GSW Immobilien AG, the German property company that faced investor criticism over the March hiring of its chief executive officer, rose the most in 19 months after saying its CEO and its chairman will quit.
GSW, Berlin’s largest residential landlord by market value, rose as much as 5.3 percent to 30 euros in Frankfurt trading, the biggest gain since November 2011, boosting its market value to 1.5 billion euros ($2 billion). CEO Bernd Kottmann and Chairman Eckart John von Freyend, who oversaw his appointment, will both leave the company in July, the Berlin-based company said in a statement after the market closed yesterday.
Their departure ends two months of conflict that culminated at a Berlin meeting last week at which shareholders passed a no-confidence motion against Kottmann and voted to dismiss Freyend.

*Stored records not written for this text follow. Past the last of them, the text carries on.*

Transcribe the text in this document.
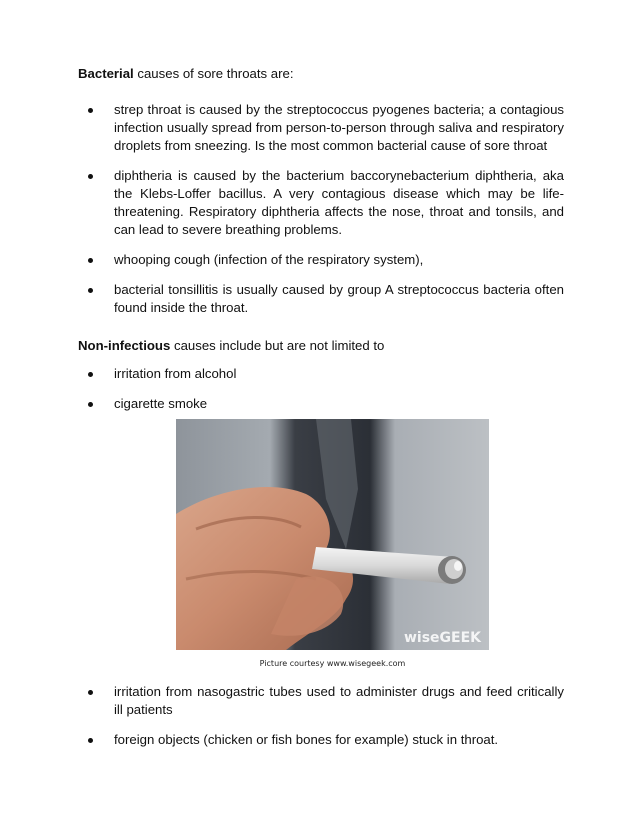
Bacterial causes of sore throats are:

strep throat is caused by the streptococcus pyogenes bacteria; a contagious infection usually spread from person-to-person through saliva and respiratory droplets from sneezing. Is the most common bacterial cause of sore throat
diphtheria is caused by the bacterium baccorynebacterium diphtheria, aka the Klebs-Loffer bacillus. A very contagious disease which may be life-threatening. Respiratory diphtheria affects the nose, throat and tonsils, and can lead to severe breathing problems.
whooping cough (infection of the respiratory system),
bacterial tonsillitis is usually caused by group A streptococcus bacteria often found inside the throat.

Non-infectious causes include but are not limited to

irritation from alcohol
cigarette smoke
wiseGEEK
Picture courtesy www.wisegeek.com
irritation from nasogastric tubes used to administer drugs and feed critically ill patients
foreign objects (chicken or fish bones for example) stuck in throat.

The ouster represents a rare show of force by shareholders in Europe’s largest economy, where corporate-governance rules lag behind U.K. and U.S. standards, said Peter Papadakos, an analyst with Green Street Advisors in London.
GSW, which owns 60,000 apartments in Berlin, said on March 11 that CEO Thomas Zinnoecker would resign and announced a week later that Kottmann would succeed him. PGGM NV, which owns about 3 percent of GSW, called for votes on the appointment, saying the speed with which Kottmann was chosen raised questions about the thoroughness of the search. The Dutch pension administrator also criticized Kottmann and Freyend over their tenure at IVG Immobilien AG, a German real estate company now in debt-restructuring talks with creditors.
GSW has declined about 10 percent since PGGM called on Kottmann to quit on May 15, compared with a 14 percent decline in the EPRA FTSE/NAREIT index of German property stocks.
GSW’s biggest shareholders are Sun Life Financial Inc., BlackRock Inc. and Singapore’s wealth fund, according to data compiled by Bloomberg.